A significant challenge in modeling the business case for DA is that no two utility systems are alike. Each contains a unique mix of different circuit types with different customers that may see different benefits from automation. For example, rural circuits with many line miles between customers can suffer poor baseline reliability, as measured by the indices. Reliability can be improved greatly by adding automated sensing and switching to more rapidly detect and isolate faults and restore service to customers more quickly. Urban circuits, where baseline reliability is generally better, have a higher density of customers per line mile and will therefore experience more customer outage minutes per event, contributing disproportionately to improvement in the indices when they are upgraded even modestly. Circuits with large commercial and industrial customers that attribute high costs to the damages caused by even short duration outages can be good candidates for automation when these values are appropriately taken into account.

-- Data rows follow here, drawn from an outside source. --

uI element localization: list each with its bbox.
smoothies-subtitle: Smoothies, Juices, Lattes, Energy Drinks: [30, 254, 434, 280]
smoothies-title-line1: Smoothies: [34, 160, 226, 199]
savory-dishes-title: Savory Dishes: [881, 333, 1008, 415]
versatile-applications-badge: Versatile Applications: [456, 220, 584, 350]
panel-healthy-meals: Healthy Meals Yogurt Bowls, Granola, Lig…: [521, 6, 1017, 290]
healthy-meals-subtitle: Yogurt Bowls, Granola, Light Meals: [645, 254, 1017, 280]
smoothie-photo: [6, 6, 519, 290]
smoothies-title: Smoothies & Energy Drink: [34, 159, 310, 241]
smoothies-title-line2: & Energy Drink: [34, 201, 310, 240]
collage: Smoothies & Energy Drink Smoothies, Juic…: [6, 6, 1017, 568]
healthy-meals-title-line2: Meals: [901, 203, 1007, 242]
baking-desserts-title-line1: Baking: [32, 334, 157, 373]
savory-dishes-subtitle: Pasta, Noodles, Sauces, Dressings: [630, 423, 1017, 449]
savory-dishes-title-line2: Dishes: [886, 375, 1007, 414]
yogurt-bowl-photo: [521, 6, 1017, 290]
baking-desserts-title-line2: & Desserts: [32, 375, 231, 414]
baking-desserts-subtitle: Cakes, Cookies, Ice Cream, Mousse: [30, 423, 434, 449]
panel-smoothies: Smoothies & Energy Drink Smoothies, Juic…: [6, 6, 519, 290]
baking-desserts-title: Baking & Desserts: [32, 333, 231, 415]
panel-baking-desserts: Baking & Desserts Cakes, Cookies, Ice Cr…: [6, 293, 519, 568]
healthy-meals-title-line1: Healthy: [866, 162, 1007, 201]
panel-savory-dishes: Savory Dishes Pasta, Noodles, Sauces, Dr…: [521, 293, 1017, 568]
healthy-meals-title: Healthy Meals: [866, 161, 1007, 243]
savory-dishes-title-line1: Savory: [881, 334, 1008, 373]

GE Energy Consulting has developed a Distribution Automation Reliability Tool (DART) in order to provide utilities a way to quickly evaluate automation investment on circuits of different types. DART uses the results of distribution simulations that were performed with a set of real circuits as prototypes, to represent a range of circuit geography and customer mix. Simulations were conducted for scenarios of increasing levels of automation, including combinations of both centralized software (OMS, DMS, ADMS) and intelligent field devices. Finally, a configuration engine was built to quickly map DART to a given utility service territory (or subarea) with a “best fit” mix of our prototype circuits. Using DART, utilities can examine the business case for incremental automation starting from a user-specified base case. The results are expressed in terms of improvement in the standard reliability metrics, as well as dollar benefits, using the DOE Interruption Cost Estimation (ICE) calculator (developed by LBNL).
Finally, Mr. Lecar will connect this work with on-going projects in New York and New Jersey that look at best practices for post-Sandy storm hardening, grid resiliency, and the application of microgrids to protect critical public infrastructure.